- AP Photo/Nam Y. Huh
- Edwin Jackson perseveres in his thrilling quest to lose 20 games.
Bill McClellan is a Cubs fan from Chicago who happens to live in Saint Louis. This makes him at best an outsider, at worst an unfathomable alien, a status that perfectly suits the vocation of newspaper columnist, which McClellan happens to be at the Post-Dispatch. I think he’s about the best there is.
This weekend finds his Cubs in Saint Louis to wrap up their season with three games against the Cardinals. The question for the Cubs is how close they will come to losing a hundred games. The question for the Cardinals is whether they’ll win their second World Series in three years.

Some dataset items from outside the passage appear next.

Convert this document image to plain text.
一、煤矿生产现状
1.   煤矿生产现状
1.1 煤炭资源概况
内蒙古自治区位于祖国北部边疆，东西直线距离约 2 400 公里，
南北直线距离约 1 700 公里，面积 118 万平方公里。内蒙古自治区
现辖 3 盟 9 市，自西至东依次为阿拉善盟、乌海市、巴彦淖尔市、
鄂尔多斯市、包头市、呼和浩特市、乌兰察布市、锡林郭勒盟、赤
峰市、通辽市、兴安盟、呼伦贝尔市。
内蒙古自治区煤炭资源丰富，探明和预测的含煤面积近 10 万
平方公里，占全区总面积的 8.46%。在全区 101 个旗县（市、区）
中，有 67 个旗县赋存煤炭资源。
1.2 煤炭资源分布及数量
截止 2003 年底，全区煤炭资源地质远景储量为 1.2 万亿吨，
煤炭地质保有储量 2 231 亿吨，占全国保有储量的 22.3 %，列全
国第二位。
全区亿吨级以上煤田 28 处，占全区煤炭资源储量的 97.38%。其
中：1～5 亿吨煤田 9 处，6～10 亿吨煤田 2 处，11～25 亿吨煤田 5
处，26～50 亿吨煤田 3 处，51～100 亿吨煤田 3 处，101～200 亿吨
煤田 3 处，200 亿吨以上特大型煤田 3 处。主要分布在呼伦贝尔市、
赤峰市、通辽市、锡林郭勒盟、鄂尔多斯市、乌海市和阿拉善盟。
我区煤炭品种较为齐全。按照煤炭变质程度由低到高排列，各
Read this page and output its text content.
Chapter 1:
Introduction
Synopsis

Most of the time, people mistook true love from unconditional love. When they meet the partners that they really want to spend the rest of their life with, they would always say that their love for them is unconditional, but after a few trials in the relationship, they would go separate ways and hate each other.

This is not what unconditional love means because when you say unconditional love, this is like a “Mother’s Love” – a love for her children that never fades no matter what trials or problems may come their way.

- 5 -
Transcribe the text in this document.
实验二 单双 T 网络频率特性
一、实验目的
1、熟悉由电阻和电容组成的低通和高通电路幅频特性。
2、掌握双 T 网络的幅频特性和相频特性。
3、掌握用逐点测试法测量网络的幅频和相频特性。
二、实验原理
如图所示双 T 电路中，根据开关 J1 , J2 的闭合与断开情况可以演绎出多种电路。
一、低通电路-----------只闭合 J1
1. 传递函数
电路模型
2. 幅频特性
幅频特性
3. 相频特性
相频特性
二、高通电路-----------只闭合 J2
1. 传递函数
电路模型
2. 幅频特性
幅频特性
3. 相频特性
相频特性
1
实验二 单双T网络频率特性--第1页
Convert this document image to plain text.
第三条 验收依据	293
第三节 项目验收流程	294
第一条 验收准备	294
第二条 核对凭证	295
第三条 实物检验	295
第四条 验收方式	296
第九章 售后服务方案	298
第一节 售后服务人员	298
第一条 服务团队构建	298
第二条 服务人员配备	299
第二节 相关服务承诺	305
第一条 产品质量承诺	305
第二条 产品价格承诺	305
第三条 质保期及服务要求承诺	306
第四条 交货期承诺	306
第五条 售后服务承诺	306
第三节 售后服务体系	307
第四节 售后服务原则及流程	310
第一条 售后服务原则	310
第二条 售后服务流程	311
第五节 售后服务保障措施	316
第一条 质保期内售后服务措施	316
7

“Being a Cubs fan in Saint Louis is almost like being the alcoholic uncle at a family reunion—most people tolerate me, some are even amused,” McClellan once told me. “I suspect it might be different if the Cubs were more successful. People here love the Cardinals, and if the Cubs were constantly beating them, the fans here would be less tolerant of me, I think.”
In Friday’s paper, McClellan reviews the Cubs’ season for the benefit of his Saint Louis readers, who he safely assumes paid less attention than they might have to the Cubs’ thrilling battle with Milwaukee for fourth place in the NL Central Division and to Edwin Jackson’s quest to lose 20 games.
It’s a fine piece of writing, so I’m bringing it to your attention. For Cubs fans basking in their sweet collective misery in Chicago, there is always next year. For McClellan, going it alone among the enemy, there is always his column.